Sungguh manusia tidak akan mampu dalam kondisi seperti itu. Keadaan rahsa jiwa terbelenggu rahsa, dalam kehidupan kita terkini sudah  sering kita alami, keadaan sedih, duka, lara, cinta, dll. Rahsa yang mencengkeram, rahsa yang berguliran, dan kita tidak mampu berbuat apa-apa atas rahsa-rahsa ini..  (Baca kajian sebelumnya perihal rahsa). Maka Al quran sudah mengisyaratkan akan kemungkinan ini. Bagi jiwa yang sedang berada dalam belitan rahsa ini, mereka harus berserah diri. Total berserah, mengembalikan semua rahsa kepada pemiliknya. Ketika manusia sudah mengembalikan rahsa ini, maka sedikit demi sedikit Allah akan menarik belitan rahsa, membebaskan diri kita. Sayangnya lagi, sangat sedikit manusia yang menyadari ini. Sangat sedikit orang yang mengerti hakekat Islam itu sendiri. Hakekat kepasrahan total, mengembalikan semua rahsa. Hakekat berserah diri, pasrah menjadi pengamat yang aktif atas kesibukan Allah mengatur semua kejadian.Mengamati pergulakan di jiwa dan mengembalikan semua rahsa.

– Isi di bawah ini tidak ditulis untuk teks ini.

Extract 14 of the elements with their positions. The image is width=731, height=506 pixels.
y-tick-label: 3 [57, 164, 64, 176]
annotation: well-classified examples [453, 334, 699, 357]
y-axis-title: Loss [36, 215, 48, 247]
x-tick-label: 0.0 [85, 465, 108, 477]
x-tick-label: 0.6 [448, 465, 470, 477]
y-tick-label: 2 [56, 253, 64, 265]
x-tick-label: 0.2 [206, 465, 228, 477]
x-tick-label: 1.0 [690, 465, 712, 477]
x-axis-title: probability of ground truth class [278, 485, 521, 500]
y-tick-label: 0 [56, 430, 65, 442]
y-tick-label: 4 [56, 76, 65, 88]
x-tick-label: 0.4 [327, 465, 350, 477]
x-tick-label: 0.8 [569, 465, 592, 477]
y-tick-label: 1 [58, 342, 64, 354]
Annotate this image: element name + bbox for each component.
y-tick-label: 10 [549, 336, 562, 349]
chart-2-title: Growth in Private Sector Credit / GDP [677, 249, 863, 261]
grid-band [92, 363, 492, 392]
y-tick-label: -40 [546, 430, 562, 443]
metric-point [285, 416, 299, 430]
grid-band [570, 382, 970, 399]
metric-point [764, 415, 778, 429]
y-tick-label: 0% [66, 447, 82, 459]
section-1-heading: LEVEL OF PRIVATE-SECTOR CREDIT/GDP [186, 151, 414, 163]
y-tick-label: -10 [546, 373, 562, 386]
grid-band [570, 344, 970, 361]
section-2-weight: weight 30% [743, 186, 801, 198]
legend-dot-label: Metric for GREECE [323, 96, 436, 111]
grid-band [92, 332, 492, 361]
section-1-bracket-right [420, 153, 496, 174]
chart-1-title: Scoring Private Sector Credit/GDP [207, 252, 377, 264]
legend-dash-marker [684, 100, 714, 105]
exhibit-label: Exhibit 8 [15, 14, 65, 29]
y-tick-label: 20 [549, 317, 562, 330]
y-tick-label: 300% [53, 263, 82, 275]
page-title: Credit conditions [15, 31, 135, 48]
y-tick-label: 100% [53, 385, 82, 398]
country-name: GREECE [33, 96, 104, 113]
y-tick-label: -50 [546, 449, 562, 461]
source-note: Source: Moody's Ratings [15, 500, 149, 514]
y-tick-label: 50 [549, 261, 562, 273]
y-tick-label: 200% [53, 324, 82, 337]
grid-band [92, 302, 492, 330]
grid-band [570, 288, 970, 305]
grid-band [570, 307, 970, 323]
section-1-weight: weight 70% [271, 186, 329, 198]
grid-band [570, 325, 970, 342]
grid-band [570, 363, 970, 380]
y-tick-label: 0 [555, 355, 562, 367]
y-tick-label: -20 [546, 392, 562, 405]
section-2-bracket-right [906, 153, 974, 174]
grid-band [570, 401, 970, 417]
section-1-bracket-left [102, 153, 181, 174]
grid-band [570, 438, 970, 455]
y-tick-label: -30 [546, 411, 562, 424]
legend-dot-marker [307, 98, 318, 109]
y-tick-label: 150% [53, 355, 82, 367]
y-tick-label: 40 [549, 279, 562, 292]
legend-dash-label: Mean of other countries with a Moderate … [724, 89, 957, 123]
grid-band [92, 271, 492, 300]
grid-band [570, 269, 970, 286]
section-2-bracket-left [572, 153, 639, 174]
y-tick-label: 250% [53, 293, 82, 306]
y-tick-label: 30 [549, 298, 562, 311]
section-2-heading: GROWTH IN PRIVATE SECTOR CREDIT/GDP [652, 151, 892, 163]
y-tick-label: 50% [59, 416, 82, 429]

Maka jalan cerita selanjutnya , sudah dapat kita tebak. Sebagian umat Islam yang kecewa dan tidak mampu menerima kenyataan tersebut, mengingkari sebagian ayat Al quran, mengingkari satu sama lainnya. Mereka menyempal menjadi satu golongan , yang di sebut Islam Syiah. Islam yang hanya mengakui Al quran mereka sendiri. Dan mereka tidak mengakui Al quran yang di pegang oleh umat Islam lainnya. Islam kemudian ber cabang-cabang, ber golong-golongan sesuai dengan pemahaman masing-masing Imam dalam kelompoknya. Jalan cerita terebut sampailah kepada kita, dimana umat Islam pun mengalami nasib yang sama, sebagaimana umat nabi Isa as. Terpecah ber golong-golongan. Sementara Islam sebagaimana yang di wasiatkan dan dimaksudkan nabi Ibrahim, tertinggal jauh di belakang


Pengajaran yang berat
.  
Sungguh, cerita ini sudah di ulang-ulang. Namun kesadaran manusia sulit sekali memaknai kejadian. Umat sangat tergantung bagaimana kematangan spiritual para kaum cendekia-nya. Umat sangat tergantung apa kata ulama mereka. Maka  Al qur an senantiasa ber bicara kepada orang-orang yang diberikan ilmu, agar mau menerima pengajaran Allah. Agar mereka berserah diri dalam pengajaran Allah. Karena wilayah yang tersulit adalah wilayah rahsa di jiwa. Rahsa yang mampu menjungkir balikkan logika manusia. Maka mereka mau tidak mau harus ber serah diri (Islam). Agar mereka mampu membedakan rahsa diantara kedua rahsa. Yaitu rahsa yang disebabkan oleh daya Allah dan rahsa yang disebabkan proses daya induksi dari materi (selain Allah).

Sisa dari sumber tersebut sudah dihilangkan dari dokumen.